For aspiring founders, the barriers have collapsed. A laptop, internet connection, domain knowledge, and strong execution instincts can now compete with well-funded teams. Venture investors are taking notice: early-stage AI funding increasingly flows to solo or micro-team founders who demonstrate “agentic leverage”—the ability to orchestrate AI systems for outsized output.

Yet the model is not universal. Medvi succeeded in a high-demand consumer market (weight-loss drugs) where infrastructure could be rented and regulations partially outsourced. Industries requiring physical manufacturing, deep enterprise sales, or heavy regulatory navigation may still need teams.

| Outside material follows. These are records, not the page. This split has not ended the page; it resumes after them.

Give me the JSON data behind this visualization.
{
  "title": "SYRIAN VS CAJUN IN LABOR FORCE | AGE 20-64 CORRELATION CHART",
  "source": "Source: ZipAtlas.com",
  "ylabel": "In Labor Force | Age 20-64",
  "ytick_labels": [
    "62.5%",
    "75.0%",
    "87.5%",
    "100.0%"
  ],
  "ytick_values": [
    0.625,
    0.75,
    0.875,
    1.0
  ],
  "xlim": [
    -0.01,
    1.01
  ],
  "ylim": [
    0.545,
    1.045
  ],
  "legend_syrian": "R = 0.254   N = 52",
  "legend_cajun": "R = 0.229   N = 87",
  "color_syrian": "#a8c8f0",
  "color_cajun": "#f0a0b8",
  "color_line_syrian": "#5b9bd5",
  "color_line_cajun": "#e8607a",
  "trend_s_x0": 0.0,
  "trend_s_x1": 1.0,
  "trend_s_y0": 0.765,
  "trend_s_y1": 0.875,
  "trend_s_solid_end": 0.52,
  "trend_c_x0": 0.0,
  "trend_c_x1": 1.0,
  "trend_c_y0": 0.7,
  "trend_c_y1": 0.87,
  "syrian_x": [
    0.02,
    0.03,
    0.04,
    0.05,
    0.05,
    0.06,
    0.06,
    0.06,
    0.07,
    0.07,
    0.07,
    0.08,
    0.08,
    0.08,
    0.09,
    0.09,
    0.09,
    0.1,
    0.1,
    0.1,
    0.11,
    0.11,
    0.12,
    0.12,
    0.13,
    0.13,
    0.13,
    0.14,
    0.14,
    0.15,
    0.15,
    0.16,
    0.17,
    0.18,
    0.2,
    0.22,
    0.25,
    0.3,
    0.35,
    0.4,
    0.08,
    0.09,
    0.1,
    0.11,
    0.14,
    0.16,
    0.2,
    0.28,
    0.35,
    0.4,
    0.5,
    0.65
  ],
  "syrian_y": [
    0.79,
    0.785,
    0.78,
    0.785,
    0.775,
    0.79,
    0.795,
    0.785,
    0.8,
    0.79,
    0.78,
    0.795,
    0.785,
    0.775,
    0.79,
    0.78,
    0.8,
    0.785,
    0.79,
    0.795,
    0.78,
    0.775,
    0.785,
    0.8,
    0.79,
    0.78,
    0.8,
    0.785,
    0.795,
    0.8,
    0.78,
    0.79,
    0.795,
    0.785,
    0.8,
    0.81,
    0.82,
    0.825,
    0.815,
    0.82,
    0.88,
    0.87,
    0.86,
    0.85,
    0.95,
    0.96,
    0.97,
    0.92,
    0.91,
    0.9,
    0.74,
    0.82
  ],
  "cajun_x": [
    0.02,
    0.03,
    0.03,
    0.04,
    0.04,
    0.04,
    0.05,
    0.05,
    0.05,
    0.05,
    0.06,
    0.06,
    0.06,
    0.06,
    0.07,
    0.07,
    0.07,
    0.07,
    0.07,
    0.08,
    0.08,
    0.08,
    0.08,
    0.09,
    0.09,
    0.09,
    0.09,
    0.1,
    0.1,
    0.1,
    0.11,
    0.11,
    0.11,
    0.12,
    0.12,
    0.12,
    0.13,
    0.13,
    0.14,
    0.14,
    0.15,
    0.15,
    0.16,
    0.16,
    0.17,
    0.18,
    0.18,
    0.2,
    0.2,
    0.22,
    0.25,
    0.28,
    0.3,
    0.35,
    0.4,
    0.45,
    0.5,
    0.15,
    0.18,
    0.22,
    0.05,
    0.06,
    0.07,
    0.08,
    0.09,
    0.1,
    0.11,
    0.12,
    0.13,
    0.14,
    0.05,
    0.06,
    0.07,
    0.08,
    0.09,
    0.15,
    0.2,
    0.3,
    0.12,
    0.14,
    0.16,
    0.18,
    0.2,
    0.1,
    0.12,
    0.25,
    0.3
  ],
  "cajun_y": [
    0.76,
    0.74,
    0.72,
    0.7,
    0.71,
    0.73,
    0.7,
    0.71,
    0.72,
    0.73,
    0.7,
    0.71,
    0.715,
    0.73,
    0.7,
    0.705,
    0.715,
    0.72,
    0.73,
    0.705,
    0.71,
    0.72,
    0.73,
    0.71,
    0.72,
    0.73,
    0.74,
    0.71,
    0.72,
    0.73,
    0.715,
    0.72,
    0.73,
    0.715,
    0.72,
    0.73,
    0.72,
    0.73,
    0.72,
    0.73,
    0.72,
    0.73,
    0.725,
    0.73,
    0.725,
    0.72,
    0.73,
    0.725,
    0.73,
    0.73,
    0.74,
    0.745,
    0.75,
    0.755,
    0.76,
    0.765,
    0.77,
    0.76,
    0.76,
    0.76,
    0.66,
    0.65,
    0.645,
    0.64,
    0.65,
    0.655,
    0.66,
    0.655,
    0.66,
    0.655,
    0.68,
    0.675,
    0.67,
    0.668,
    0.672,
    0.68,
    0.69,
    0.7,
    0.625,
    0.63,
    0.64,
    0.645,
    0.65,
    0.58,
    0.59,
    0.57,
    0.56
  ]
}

AI hallucinations and the “loneliness” of solo operation remain real risks—Gallagher has described the process as “super efficient—and a little bit lonely.”

There are also societal questions. If one person can replace what once took hundreds of jobs, what does that mean for employment, wealth distribution, and the traditional startup ecosystem? Tech giants like Pinterest and Block are already cutting thousands of roles citing AI efficiencies, signaling that the shift extends far beyond startups.

The Road Ahead

Gallagher did not set out to build an AI company; he set out to solve a customer problem faster and cheaper than anyone else. AI simply gave him superpowers. As agentic AI systems grow more capable—autonomously handling research, sales, strategy, and even decision-making—the ceiling for solo founders will continue to rise.

Sam Altman’s 2024 prediction no longer feels like science fiction. It feels like the new baseline. The first true one-person unicorn is here. The question is no longer if more will follow, but how many—and in how many industries.

For the next generation of builders, the message is clear: the tools exist. The only remaining requirement is the courage to use them.